Various schools of sculptures flourished under the patronage of the Satavahana rulers. The Amravati School of sculpture came to the forefront as one of the most popular styles of Buddhist art. The sculptures here show some of the traces of the influence of the Gandhara Amaravati stupa and the Mathura schools to some extent.
History of Ancient Sculptures of the Satavahana Empire
The earliest Sculpture of the Satavahana Empire is the Bhaja Vihara cave which marks the beginning of sculptural art in around 200BC. It is generously decorated with carvings and even pillars have a lotus, crowned with sphinx-like mythic animals. The Satavahanas were also called the Andhra dynasty, which has led to the statement that they initiated in the Andhra region, the delta of the Krishna and Godavari rivers on the east coast, from where they moved westwards up the Godavari River.
The Satavahanas seems to commence as feudatories to the Mauryan Empire. They seem to have been under the rule of Emperor Ashoka. The founder of the Satavahana Empire was Simuka. Many statues and images were made all through this era. Most of the images portray scenes from the life of the Buddha. The sights depicting Buddha's feet are worshipped mainly as an exclusive sculpture at the Amravati Stupa while at Nagarjunakonda, the sculpture depicting Buddha giving a speech, throw an enchantment of peacefulness.
Features of Ancient Sculptures of the Satavahana Empire
Lord Gautama Buddha was not represented in a human form. This was known to be a significant feature of the Satavahana sculptures. The features of Satavahana sculptures are also found in the sculpture of Nagarjunakonda. At Nagarjunakonda the sculptural tradition of Amaravati seems to continue. Here too, the Buddhist themes dominate the entire picture of artistic creations. Episodes from Gautama Buddha's life have been transferred on stone. But the outstanding example of the sculpture of that ages and art of Satavahanas is the depiction of the Enlightened Buddha. The erotic sculptures are less in numbers but can be marked with their presence. The images were characterized by vigour, activity and grace.

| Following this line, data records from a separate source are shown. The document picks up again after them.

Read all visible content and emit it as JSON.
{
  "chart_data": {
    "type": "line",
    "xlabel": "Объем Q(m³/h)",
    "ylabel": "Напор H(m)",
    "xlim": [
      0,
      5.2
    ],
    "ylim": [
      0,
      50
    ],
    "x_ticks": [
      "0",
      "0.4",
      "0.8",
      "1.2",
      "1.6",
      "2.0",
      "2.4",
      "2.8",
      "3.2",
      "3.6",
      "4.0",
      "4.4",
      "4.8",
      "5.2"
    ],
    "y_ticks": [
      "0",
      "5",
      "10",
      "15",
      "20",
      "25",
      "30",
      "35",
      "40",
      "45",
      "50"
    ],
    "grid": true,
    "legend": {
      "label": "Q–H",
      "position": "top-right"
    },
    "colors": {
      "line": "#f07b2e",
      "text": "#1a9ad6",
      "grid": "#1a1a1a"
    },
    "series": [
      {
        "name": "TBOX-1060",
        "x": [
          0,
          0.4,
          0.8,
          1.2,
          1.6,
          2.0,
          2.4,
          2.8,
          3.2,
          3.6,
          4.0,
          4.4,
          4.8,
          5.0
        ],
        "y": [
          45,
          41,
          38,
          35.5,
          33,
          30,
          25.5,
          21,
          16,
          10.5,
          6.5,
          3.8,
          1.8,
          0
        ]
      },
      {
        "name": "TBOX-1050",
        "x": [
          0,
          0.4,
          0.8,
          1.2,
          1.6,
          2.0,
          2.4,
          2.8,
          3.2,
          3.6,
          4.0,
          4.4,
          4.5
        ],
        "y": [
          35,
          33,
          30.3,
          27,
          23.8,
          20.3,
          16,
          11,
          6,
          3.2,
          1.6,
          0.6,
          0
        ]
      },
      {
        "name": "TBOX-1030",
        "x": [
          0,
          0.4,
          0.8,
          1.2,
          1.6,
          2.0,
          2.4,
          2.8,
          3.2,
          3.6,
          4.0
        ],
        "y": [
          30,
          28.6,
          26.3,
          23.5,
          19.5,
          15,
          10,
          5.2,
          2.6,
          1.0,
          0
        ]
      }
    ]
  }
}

The sculpture of Karle Chaitya is another example of the magnificence of the Satavahana architecture. The hall is more than 124 feet long, 46 feet broad and 46 feet high. It also marked with construction of the garbhagriha, the pradakshinapatha and the mandapa. Here, along with the doorway, even the elegant chaitya window, encompassing the woodwork of sculptures has remained till today. Sculpture of Kanehri has also been modelled on the particular style in which other Satavahana sculptures have been carved out.
The famous sculptures at Ajanta Caves also reflect the features of Satavahana art and architecture. The glory of the Satavahanas is, thus, rightly reflected in the tradition of art and architecture. In fact in many famous places in Andhra Pradesh like Goli, Jaggayapeta, Ghantasala, Bhattiprolu, Amaravati and Nagarjunakonda the remains of Satavahana sculptures have been discovered. A large number of Stupas had also been constructed under the regime of the Satavahanara rulers. The Bhattiprolu stupa, is a renowned sculptural beauty of the Satavahanas, which is engraved inscriptions in the Brahmi script, which is said to be closely associated to the Balinese, Burmese, Javanese, Thai and Indian Tamil and Telugu scripts.
Some more sculptures of the Satavahana Empire existed specifically are Dvarapala, Gajalaksmi, Shalabhanjikas, Royal Procession, Decorative pillar etc.